Yes, I am advising everyone to refuse to blow at all times other than in Quebec and the Yukon.
The criminal code provides defences. Section 254(5) provides a defence for refusing to blow; "a reasonable excuse."
Failure or refusal to comply with demand
254 (5) Everyone commits an offence who, without reasonable excuse, fails or refuses to comply with a demand made under this section.
We are being subject to unconstitutional sanctions, i.e., the short term suspensions without due process, which violates our charter rights. Your car is being illegally towed. An illegal lien is being placed on your property. This is a valid reasonable excuse to refuse to blow.
Both levels of governments are aware the short term suspensions are unconstitutional. They are fully aware the the provinces BAC level of .05 to .08 conflicts with the impaiment articulated in 253(a), which covers any degree of impairment, be it .01 to .08.
Code s. 253(a) is in force at all times and applies to everyone.
Provincial statutes that are virtually identical to a federal law raise no paramountcy issue as there is no inconsistency. The HTA can also be more demanding than the Code, but not less so. The fact that a provincial law imposes a stricter standard of conduct than a federal enactment does not violate the express contradiction test. Courts have reasoned that in such situations a person may obey both laws by complying with the stricter of the two. But as evidenced here, the co-existing laws and standard of conduct are not identical and the provincial suspension is vastly inferior to the federal fine and driving prohibition for the same committed act; so the contradiction test is met.
A true, actual and outright conflict only arises when one enactment compels what the other forbids.
By obeying the provincial HTA and only driving with less than a .05 blood alcohol level a person is still disobeying the federal Code and driving when the persons ability to operate the vehicle is impaired by any degree of alcohol.

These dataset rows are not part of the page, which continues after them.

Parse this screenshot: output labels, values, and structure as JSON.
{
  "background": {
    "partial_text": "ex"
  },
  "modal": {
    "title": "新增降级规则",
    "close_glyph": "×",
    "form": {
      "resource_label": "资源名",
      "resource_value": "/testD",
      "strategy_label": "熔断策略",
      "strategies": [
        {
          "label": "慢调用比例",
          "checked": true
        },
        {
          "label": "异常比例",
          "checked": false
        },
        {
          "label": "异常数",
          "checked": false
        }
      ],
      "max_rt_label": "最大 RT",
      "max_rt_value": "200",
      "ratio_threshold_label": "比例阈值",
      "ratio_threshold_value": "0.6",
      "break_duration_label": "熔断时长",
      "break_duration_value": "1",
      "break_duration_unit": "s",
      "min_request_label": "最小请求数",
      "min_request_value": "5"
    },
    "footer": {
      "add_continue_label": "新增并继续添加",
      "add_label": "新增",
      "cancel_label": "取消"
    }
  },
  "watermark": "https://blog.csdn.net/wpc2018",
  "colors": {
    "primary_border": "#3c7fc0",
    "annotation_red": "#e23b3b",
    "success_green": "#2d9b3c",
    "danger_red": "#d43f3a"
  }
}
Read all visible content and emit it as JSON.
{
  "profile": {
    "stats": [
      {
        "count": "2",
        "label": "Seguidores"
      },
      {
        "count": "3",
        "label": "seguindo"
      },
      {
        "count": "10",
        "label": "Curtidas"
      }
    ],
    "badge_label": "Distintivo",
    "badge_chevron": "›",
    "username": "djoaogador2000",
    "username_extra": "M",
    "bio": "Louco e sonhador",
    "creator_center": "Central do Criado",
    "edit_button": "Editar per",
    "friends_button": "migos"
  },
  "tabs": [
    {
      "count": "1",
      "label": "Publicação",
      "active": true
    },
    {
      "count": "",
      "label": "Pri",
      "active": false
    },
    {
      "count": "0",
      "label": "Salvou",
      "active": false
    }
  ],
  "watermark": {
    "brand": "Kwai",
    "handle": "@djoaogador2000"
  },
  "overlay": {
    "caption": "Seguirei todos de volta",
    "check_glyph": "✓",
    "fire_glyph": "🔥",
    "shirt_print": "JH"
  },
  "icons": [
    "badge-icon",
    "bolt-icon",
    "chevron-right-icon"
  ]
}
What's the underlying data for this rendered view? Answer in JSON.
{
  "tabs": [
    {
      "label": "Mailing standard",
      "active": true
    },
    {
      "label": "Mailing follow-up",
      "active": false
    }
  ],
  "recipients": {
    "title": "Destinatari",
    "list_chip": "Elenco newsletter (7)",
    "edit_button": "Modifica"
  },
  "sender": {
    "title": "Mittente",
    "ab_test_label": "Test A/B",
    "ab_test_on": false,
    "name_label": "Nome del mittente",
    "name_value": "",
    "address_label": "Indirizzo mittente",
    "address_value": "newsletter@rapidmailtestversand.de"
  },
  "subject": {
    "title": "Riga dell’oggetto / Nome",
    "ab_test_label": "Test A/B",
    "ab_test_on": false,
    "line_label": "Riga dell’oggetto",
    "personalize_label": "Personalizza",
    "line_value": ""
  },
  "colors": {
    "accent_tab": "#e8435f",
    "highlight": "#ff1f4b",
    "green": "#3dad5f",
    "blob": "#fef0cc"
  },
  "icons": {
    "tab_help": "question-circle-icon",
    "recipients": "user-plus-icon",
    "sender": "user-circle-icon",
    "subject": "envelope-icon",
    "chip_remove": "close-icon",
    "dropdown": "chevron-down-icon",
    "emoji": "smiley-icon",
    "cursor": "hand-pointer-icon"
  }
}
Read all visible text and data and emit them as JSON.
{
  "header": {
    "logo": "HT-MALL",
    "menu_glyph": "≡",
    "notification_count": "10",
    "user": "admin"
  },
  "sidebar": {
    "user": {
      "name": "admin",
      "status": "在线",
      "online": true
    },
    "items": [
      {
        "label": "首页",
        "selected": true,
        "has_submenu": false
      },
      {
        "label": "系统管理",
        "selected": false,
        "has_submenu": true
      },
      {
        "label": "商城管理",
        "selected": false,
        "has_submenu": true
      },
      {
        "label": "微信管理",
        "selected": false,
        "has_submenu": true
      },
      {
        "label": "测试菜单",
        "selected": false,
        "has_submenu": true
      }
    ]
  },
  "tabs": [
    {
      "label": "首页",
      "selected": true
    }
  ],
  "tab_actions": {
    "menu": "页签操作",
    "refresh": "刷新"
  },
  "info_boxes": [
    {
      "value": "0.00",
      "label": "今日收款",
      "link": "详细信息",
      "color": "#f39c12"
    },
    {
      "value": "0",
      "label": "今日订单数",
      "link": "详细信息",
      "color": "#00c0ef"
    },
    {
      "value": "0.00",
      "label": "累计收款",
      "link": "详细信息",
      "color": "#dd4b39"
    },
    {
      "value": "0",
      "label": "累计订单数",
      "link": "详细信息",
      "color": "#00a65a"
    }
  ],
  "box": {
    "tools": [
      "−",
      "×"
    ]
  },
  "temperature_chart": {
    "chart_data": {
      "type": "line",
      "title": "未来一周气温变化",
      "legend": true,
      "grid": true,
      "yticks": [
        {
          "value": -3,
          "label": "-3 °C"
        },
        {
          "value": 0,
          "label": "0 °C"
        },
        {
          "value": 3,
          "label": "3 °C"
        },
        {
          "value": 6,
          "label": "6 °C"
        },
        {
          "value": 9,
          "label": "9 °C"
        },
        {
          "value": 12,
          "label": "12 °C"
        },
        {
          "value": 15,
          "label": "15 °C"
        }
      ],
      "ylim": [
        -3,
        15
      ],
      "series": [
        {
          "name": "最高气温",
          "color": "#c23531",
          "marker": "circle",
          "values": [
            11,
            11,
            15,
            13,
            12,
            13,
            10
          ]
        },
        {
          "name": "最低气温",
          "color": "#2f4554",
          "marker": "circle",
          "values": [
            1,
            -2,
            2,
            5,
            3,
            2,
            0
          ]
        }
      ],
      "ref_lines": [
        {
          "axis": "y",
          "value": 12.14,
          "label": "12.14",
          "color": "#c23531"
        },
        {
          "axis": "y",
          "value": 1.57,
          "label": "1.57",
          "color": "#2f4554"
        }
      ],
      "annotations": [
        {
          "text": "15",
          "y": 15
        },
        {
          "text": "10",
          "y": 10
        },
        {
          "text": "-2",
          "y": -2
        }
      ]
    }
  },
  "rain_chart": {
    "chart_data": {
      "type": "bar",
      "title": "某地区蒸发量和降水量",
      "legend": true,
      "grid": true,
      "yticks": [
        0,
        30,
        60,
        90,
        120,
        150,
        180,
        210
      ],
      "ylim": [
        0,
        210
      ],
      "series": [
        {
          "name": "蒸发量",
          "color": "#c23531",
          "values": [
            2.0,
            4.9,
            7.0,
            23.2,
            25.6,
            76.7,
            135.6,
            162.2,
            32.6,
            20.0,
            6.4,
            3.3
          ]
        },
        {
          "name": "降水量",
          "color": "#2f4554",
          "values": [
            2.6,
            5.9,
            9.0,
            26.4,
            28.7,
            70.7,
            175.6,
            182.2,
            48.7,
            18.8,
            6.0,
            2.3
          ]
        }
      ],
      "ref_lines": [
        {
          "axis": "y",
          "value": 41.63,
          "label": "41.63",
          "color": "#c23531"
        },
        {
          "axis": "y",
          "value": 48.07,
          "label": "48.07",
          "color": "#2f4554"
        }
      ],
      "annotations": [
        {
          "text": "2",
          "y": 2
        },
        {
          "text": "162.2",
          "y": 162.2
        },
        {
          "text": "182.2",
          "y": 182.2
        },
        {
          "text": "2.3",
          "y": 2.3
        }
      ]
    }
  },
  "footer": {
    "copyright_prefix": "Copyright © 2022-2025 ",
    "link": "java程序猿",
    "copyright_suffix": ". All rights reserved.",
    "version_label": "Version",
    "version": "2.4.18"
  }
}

By obeying the federal Code and only driving with a BAC below .08 you are still disobeying the HTA and driving with a BAC above .05.
Thus, the impossibility of dual compliance is met and the pluralist theory accordingly concedes that priority be given to federal statutory and regulatory provisions.
Multiple Access Ltd. v. McCutcheon, [1982] 2 S.C.R. 161, at p. 191
Code s. 253(a) articulates that "everyone who operates a motor vehicle while the persons ability to operate the vehicle is impaired by alcohol" is subject to a fine and mandatory minimum one year driving prohibition for a first offence.
The HTA imposes a 12 hour licence suspension (suspension(s)) for blowing between .05 and. 08.
However, no division of power is available to the Province to impose a lesser penalty for blowing under .08 when greater penalties are entrenched in federal legislation for same committed act under the broad scope of Code s. 253(a). The suspension conflicts with, interferes with, infringes upon, and frustrates the Criminal Code minimum one year driving prohibition.
Bank of Montreal v. Hall, [1990] 1 S.C.R. 121 at pp. 151 and 154.
The Supreme Court of Canada determined a double aspect doctrine exists, but it cannot apply in respect to BAC levels for the Code covers the field exclusively, removing any doubt or uncertainty that the Province can impose a suspension. Where a law of Parliament and a law of a province conflict, the law of Parliament prevails to the extent of the conflict; thus, suspensions are unconstitutional and of no force and effect due to the doctrine of federal paramountcy.
The double aspect doctrine permits both levels of government to legislate in one jurisdictional field for two different purposes; however, both governments legislate in the pith and substance of public safety; so the provincial legislation fails. The federal characteristics of this subject matter are palpably more important than the provincial characteristics. The importance both governments place on the conduct is distinguishable by the imposed sanctions each level applies for the same committed act; i.e., provincial 12 hour suspension versus federal criminal record, $1,000 fine and one year driving prohibition.
Additionally, the provinces view that it can operate its own prohibition notwithstanding the prohibitions contained in the Code is fatally flawed. By entering the .05 to .08 BAC level fields, the Province deprives the federal government of enforcing those levels within Code s. 253(a).
On this view, there is a significant detrimental colourable intrusion upon a federal head of jurisdiction, as the nature of the conduct and provincial provision touches upon the forbidden field of criminal law. Thus, there is a direct conflict and the pith and substance is in relation to criminal law pursuant to s. 91(27) of the Constitution Act, 1867, and hence intra vires Parliament whose jurisdictional powers are now unduly impaired.
Moreover, officers demand breath sample tests under Code s. 254, not under the HTA, thereby trenching upon Parliaments exclusive jurisdiction. Should a person refuse to provide a breath sample they are arrested under the Code; not under the HTA. The foregoing provides more prima facie evidence that the suspension legislation is pith and substance criminal law; as it is entirely dependant upon Code sections and criminal procedure.